Лао Вэй ничего не сказал. Помолчав немного, он с укором произнес:
— Ты не ведешь хозяйство и не знаешь, сколько стоят масло, спички, соль, рис. Во что обходится аренда помещения, электричество, освещение, реквизит, костюмы и еще многое другое, например струны для скрипок. Возможно, мы чересчур расточительны, без многого можно обойтись.
Начальник отдела культуры Су смотрел в окно, во дворе стояла крестьянка, протягивая руку за подаянием.
Нищета! Когда же с ней будет покончено? Лао Вэй видел брошенных детей. Однажды в холодный зимний вечер на углу улицы Хэпинцяо Лао Вэй увидел брошенного младенца, завернутого в тряпье. Он то закрывал, то открывал глазенки, и они поблескивали в темноте. Ребенок не кричал, не плакал. Таких спокойных детей Лао Вэй в жизни не видел. По собственному опыту он знал, что дети сучат ручками и ножками, кричат. Почему же этот молчит?
— Он скоро умрет, — сказал кто-то рядом.
— До завтра не дотянет, — отозвался другой.
У Лао Вэя от ужаса замерло сердце, волосы встали дыбом, и он заорал:
— А где родители? Почему бросили своего ребенка?
После некоторого молчания раздался чей-то голос:
— Кормить нечем.
Не могут прокормить, прокормить не могут. Одного ребенка! Как же содержать ансамбль, где больше сотни человек? Да еще освещение нужно, костюмы… Настоящее расточительство!

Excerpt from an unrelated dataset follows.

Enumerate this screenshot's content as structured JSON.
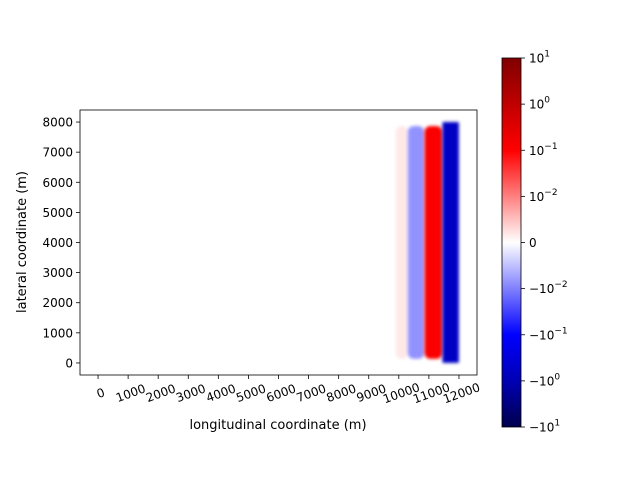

В семьдесят первом Лао Вэй впервые увидел «образцовый спектакль» «Красный женский батальон» в постановке провинциальной труппы оперы и балета. Он был ошеломлен ослепительным светом, великолепием костюмов, огромным оркестром. Он, как самая настоящая деревенщина, подошел к оркестру и во все глаза глядел на большие и малые струнные инструменты, на сверкающие трубы, стоял, как дурак, широко разинув рот. Одних лишь оркестрантов было больше, чем актеров всей его труппы, а сколько артистов! Актрисы как на подбор — красивые и изящные, словно статуэтки, высокие, гибкие. Было чему позавидовать. Подобного совершенства, он знал, его труппе никогда не достичь. Но вот сверху был дан приказ всячески пропагандировать «образцовые спектакли». Танцоры провинциальных трупп стали учиться стоять на носках, и Лао Вэй воспрянул духом. Он подумал, что теперь его труппа сможет сделать рывок вперед.